И рече сидяй на престоле: се нова все творю.

И глагола ми: напиши, яко сия словеса истинна и верна суть.

Се нова все творю.

Се нова все творю.

Господи, воздвигни силу твою и прииди во еже спасти нас, не забуди убогих твоих до конца.

Сопричти нас овцам избранного стада.

Во имя Отца, Сына и Святого Духа.

И зачерпывает ладонями жир из посудины, и втирает жир в дерево.

Фигура Параскевы блестит под светом свечей, она похожа на живую. Её плечи, локти, подъём груди; её лицо, круглые крылья носа; её широкий, как положено женщине, стан; её ноги; всё вдруг начинает казаться живым, напитанным горячими человеческими соками.

Все они изначально издолблены в одежде, у женщин на головах покровы – но поднимаются нагими, а куда пропадает одежда – то́ есть часть таинства.

Мне кажется, что она вот-вот встанет. Но это обман. Читарь не останавливается. Его руки покрыты жиром по локоть. Жир он не экономит. Я ни о чём не спрашиваю, молчу.

Вместе мы подняли за триста лет двенадцать братьев и сестёр. Ещё многих Читарь поднял без моего участия.

Он читает Символ веры, потом покаянный канон, но все молитвы – вразнобой, фразы из одной молитвы попадают в другую молитву; греческие слова смешаны с русскими; он читает, проглатывая слова, переводя дух, утробно, тихо, себе под нос, ни для кого – а только для Создателя.

Если бы тут была Гера Ворошилова, если бы она вынула свой шикарный телефон и сняла бы видео о нашем действе – это выглядело бы гадко.

Двое мужиков втирают жир в лежащую на верстаке деревянную фигуру.

Но процесс рождения живого существа, его выпрастывания из родовых путей – тоже неприятен для постороннего наблюдателя, оттого при родах наблюдателей и не должно быть. Таинство есть таинство.

Жир остыл и загустел, но у нас всё предусмотрено: Читарь ставит котелок на спиртовую горелку. Впервые с начала дела поднимает на меня глаза – они источают золотой свет.

– Пора!

Теперь он добавляет в жир кровь, и ещё отдельно палец макает и пальцем рисует кровью на лице Параскевы полосы, на лбу и на носу.

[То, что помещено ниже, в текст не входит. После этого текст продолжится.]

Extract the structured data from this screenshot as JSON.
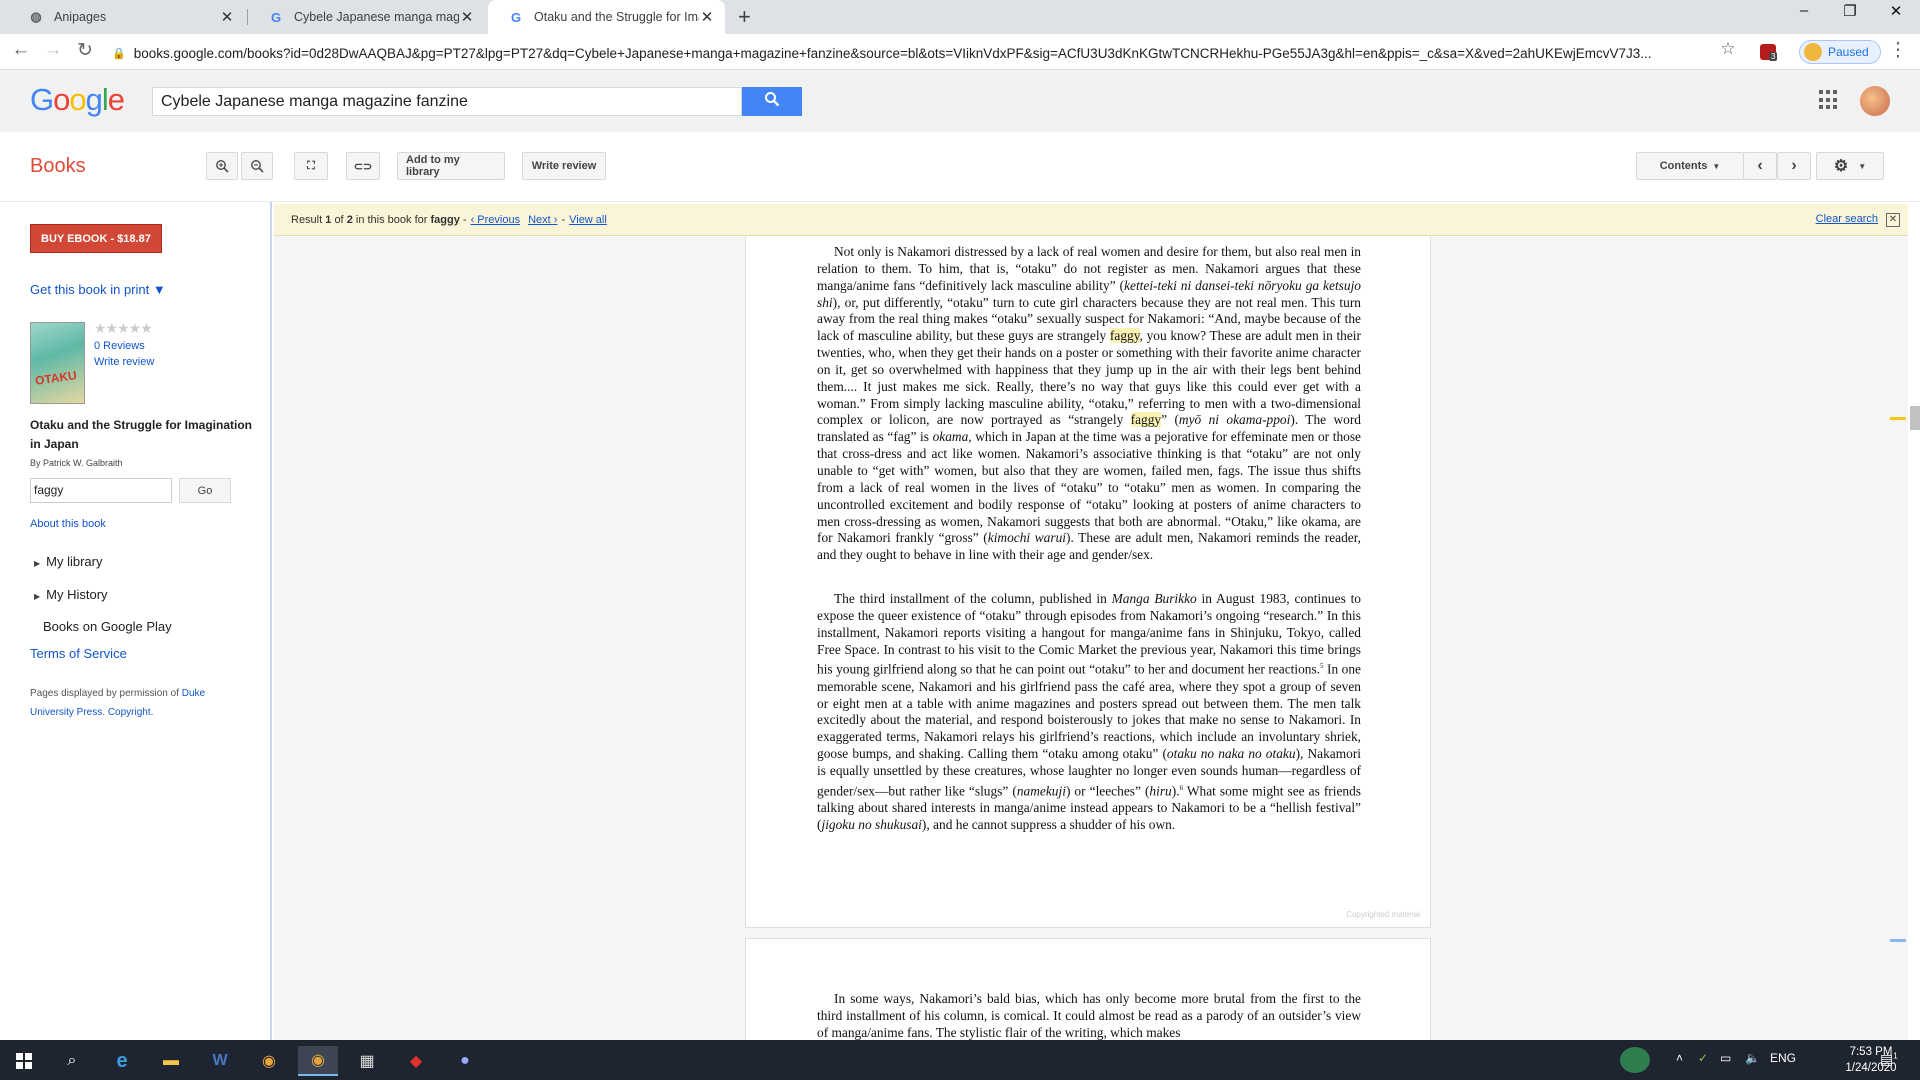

И мы продолжаем, и сколько времени проводим за работой – непонятно, да и не важно. Время ничего не значит. Наша новая сестра может встать в любой миг – а может и вовсе не встать.

Бывали случаи, когда истукан вроде бы подавал признаки жизни, открывал глаза, шевелил пальцами и губами – но затем снова обращался в деревяшку. Этих – неудачно восставших – особенно жалко. Бывало и страшнее: истукан оживал, но вёл себя как безумец, обуянный бесовской лихорадкой: истошно орал, трясся, бился головой о стены, ломал себе пальцы, и затем жизнь вытекала из него.

Бывало, что новый истукан восставал и вёл себя как живой, разговаривал, улыбался, принимал наши поздравления, но спустя день или два – добровольно принимал огненную смерть, никому ничего не сказав.

Бывало, что таинство поднятия длилось по трое суток без остановки, но без какого-либо результата, и тогда истукана, так и не ожившего, оставляли в покое, убирали с глаз, но ещё через день или два истукан оживал.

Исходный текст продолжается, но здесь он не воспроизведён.